What kind of person cheated on a sweet firefighter with good manners who loved cats? A weight pressed on
her chest. “I’m sorry.” Niki placed a gentle hand on his arm. “I can’t stand people who pretend to be one thing or want something then turn around and completely change their mind. Do you think she just said she wanted to do the whole farmer’s wife thing so you’d marry her?”
He shrugged. “Doesn’t matter now.”
Clearly he was still hurting, which made Niki despise Carrie even more. “Well, it pisses me off that she treated you that way. Then you end up moving your whole life down here, and for what?” She jabbed her spoon at him. “You have every right to hate her. I totally get that she didn’t want to do the farm thing. I wouldn’t, either. I’m a city girl through and through, but I’d never tell a guy I wanted to if I didn’t.”

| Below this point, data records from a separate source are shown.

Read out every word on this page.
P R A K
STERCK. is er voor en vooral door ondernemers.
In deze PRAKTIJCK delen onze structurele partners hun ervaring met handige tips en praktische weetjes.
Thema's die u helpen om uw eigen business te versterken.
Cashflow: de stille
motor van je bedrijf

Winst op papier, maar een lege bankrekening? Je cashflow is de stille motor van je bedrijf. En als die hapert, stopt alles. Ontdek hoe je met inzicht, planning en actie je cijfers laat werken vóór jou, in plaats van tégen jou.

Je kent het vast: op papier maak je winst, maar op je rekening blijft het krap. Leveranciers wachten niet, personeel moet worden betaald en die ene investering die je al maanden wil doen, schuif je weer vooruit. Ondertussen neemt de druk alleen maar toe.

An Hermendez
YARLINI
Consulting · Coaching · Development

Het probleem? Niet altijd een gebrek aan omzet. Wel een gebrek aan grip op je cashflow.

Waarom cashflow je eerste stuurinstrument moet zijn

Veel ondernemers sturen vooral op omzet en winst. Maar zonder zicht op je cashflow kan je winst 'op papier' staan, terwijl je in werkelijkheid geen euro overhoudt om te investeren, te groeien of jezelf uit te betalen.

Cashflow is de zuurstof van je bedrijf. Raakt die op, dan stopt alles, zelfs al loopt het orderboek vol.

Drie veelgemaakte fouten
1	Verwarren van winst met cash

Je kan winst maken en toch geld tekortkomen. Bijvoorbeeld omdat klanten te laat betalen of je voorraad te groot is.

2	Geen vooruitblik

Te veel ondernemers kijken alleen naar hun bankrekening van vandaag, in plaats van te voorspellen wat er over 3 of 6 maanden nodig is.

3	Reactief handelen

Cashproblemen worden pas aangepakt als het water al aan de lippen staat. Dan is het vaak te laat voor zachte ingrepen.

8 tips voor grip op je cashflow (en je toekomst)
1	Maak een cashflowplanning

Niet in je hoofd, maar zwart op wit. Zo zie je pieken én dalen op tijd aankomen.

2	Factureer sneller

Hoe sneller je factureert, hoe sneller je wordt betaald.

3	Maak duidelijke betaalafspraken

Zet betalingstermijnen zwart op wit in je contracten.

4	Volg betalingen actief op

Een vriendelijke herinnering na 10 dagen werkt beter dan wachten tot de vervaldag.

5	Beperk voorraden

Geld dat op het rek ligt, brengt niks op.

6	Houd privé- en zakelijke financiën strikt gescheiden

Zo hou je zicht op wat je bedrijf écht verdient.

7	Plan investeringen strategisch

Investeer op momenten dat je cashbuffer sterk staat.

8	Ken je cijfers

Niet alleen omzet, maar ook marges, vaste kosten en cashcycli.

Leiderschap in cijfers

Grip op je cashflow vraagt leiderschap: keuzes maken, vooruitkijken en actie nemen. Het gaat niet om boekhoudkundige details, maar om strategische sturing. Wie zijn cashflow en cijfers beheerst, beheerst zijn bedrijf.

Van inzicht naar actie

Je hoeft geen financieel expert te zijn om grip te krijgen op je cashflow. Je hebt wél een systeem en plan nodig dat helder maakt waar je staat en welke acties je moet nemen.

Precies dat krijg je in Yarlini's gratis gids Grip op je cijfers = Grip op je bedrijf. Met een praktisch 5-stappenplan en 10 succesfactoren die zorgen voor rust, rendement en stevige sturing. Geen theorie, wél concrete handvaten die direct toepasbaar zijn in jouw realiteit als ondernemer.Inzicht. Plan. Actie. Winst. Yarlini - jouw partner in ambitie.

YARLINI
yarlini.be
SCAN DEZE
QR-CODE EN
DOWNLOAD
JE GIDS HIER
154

“Hmm.” The end credits started rolling on the movie, so he shut off the TV and got up—all without making eye contact. Obviously he wasn’t used to all that emoting. “I should get my uniform ready for tomorrow. My shift starts early.”
“Oh, okay.” She wondered if she’d spoken out of turn about his ex-wife. The notion that she might have touched on his sore spot cut through her. “Maybe we can watch another movie on your next night off.”
“Sure.”
Although she’d have to be careful about having him rub her feet, or touch her at all. Way too dangerous.
…
Tristan gestured at a dog turd on the curb in front of his South Beach night club. “Clean that up, would you, love? Everything must be perfect for the club’s opening. We can’t have our guests ruining their designer shoes as they wait in line to get into Heatwave tomorrow night.”
A protest was on the tip of Niki’s tongue. She was a college graduate and Tristan’s assistant manager, not a janitor or a maid. What if this was yet another of her boss’s tests? She’d been on the job at the trendy Heatwave nightclub a mere two weeks, yet she’d seen him fire more than one person who’d failed his impromptu challenges. In order to be a team player—one of Tristan’s favorite catch phrases—she had to prove she was up for anything, no matter how difficult or menial.